Dengan kata lain, Haries mengatakan “People Power” ala BPN itu kurang tepat alasan dan sasarannya. Sebab yang berkorelasi dengan People Power adalah menumbangkan kepala negara atau pemerintahan yang diktator, tiranis, korup, kriminalis dan melanggar UU (misalnya UUD 1945 di negara kita).
“Sebagai capres yang ikut bertarung di Pilpres 2019, tidak ada alasan bagi pak Prabowo untuk tidak taat pada konstitusi. Seharusnya mereka menolak hasil penghitungan KPU serta dengan mengajukan protes melalui Mahkamah Konstitusi (MK),” katanya.
Haries menjelaskan bahwa, dengan terjadinya People Power di Filipina melalui revolusi EDSA akibat persoalan korupsi, diktator, tiranis, dan kriminal. Apakah presiden Jokowi masuk dalam kategori tersebut sehingga pantas diajak People Power terhadapnya? Sepertinya sangat jauh berbeda. Bedanya selangit!
“Jangan meletakkan issu People Power pada bidang yang kurang tepat untuk obyek yang tidak tepat. People power itu cocoknya untuk diktator yang telah melaksanakan aneka pelanggaran sebagai mana contoh Marcos,. Selain itu Nikolae Causesco (Romania), Musollini (Italia), Daniel Ortega (Nikaragua), Fulgencio Batista (Kuba), Idi Amin Uganda), Jean -Claude Duvalier (Hati) dan lain-lain.,” jelasnya.
Senada, Sekretaris Majelis Pimpinan Cabang (MPC) Pemuda Pancasila Kota Surabaya, Baso Juherman, menilai tidak pantas seorang elit nasional mengeluarkan statement yang mengandung konotasi negatif mengajak ribut.
“Sepantasnya para elit itu meneduhkan hati dan menebarkan benih damai di bulan suci Ramadhan yang penuh berkah ini. Bukan meraih kekuasaan dengan cara Inkonstitusional (People Power), sebab, hanya akan melahirkan kekuasaan yang tidak memiliki legitimasi, kekuasaan yang tidak legitimate hanya akan menciptakan kegaduhan nantinya,” ujar Baso.
Baso mengatakan, pascapemilu banyak isu-isu yang bersifat hoaks yang berpotensi memecah masyarakat. Untuk itu kami (Pemuda Pancasila Kota Surabaya,red), menolak keras gerakan “People Power” tersebut. Ia juga mengajak masyarakat untuk menangkal isu tersebut, dengan memperkuat persatuan sebagai muslim dan sebagai bangsa Indonesia yang berlandaskan ideologi Pancasila.
“Sebagai Islam yang rahmatan lil alamin, mari bersama menjaga kerukunan, sehingga ukhuwah islamiyah dan wathaniyah tetap terjalin dan menjadi semakin erat,” ajaknya.

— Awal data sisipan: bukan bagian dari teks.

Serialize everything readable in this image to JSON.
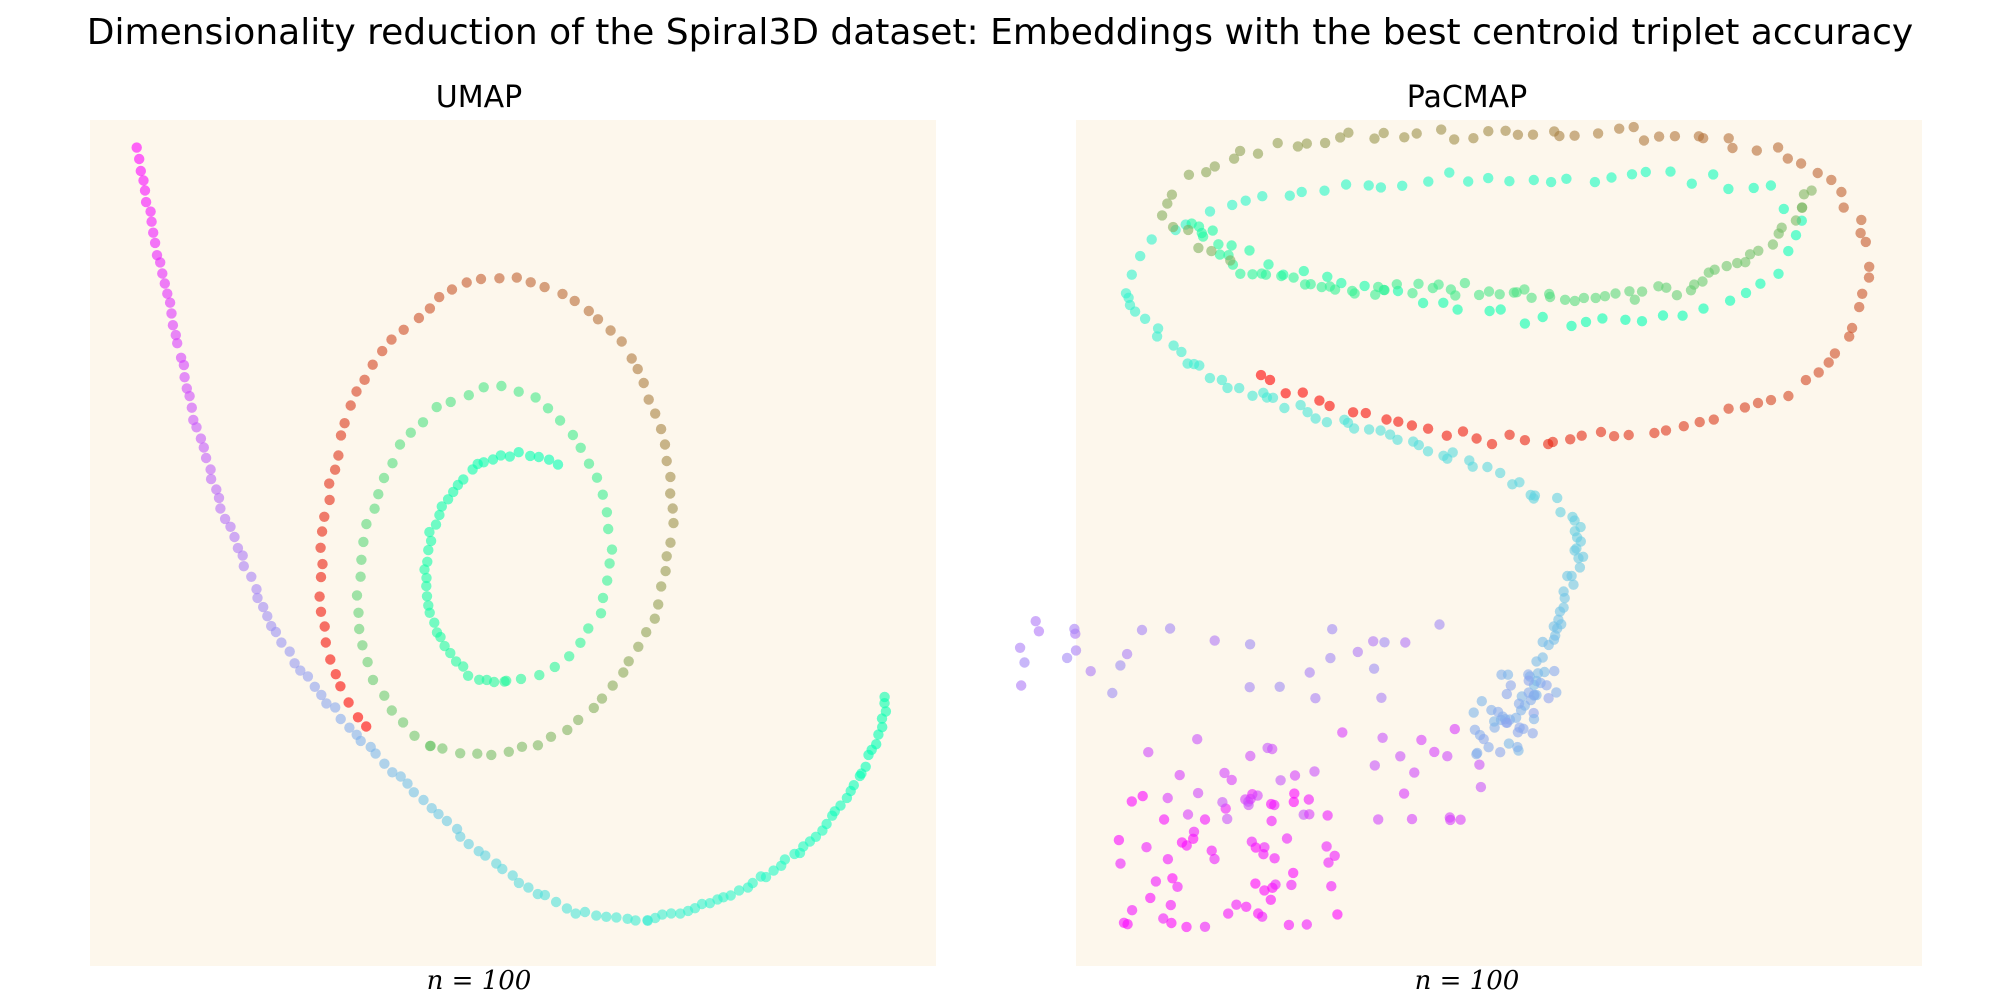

Selain itu, Ketua Muaythai Indonesia (MI) Kota Surabaya ini juga meminta masyarakat untuk menghormati siapa pun yang terpilih menjadi Presiden dan Wakil Presiden hasil ketetapan KPU pada 22 Mei mendatang. Karena itu merupakan kehendak Allah SWT.
“Kepada masyarakat Indonesia, yang ada di bumi tercinta ini, mari kita kembali dari tujuan Allah SWT. Siapa yang jadi kita dukung, kita sami’na wa atho’na, kita dengar dan kita taati,” pintanya. (Diea/MC).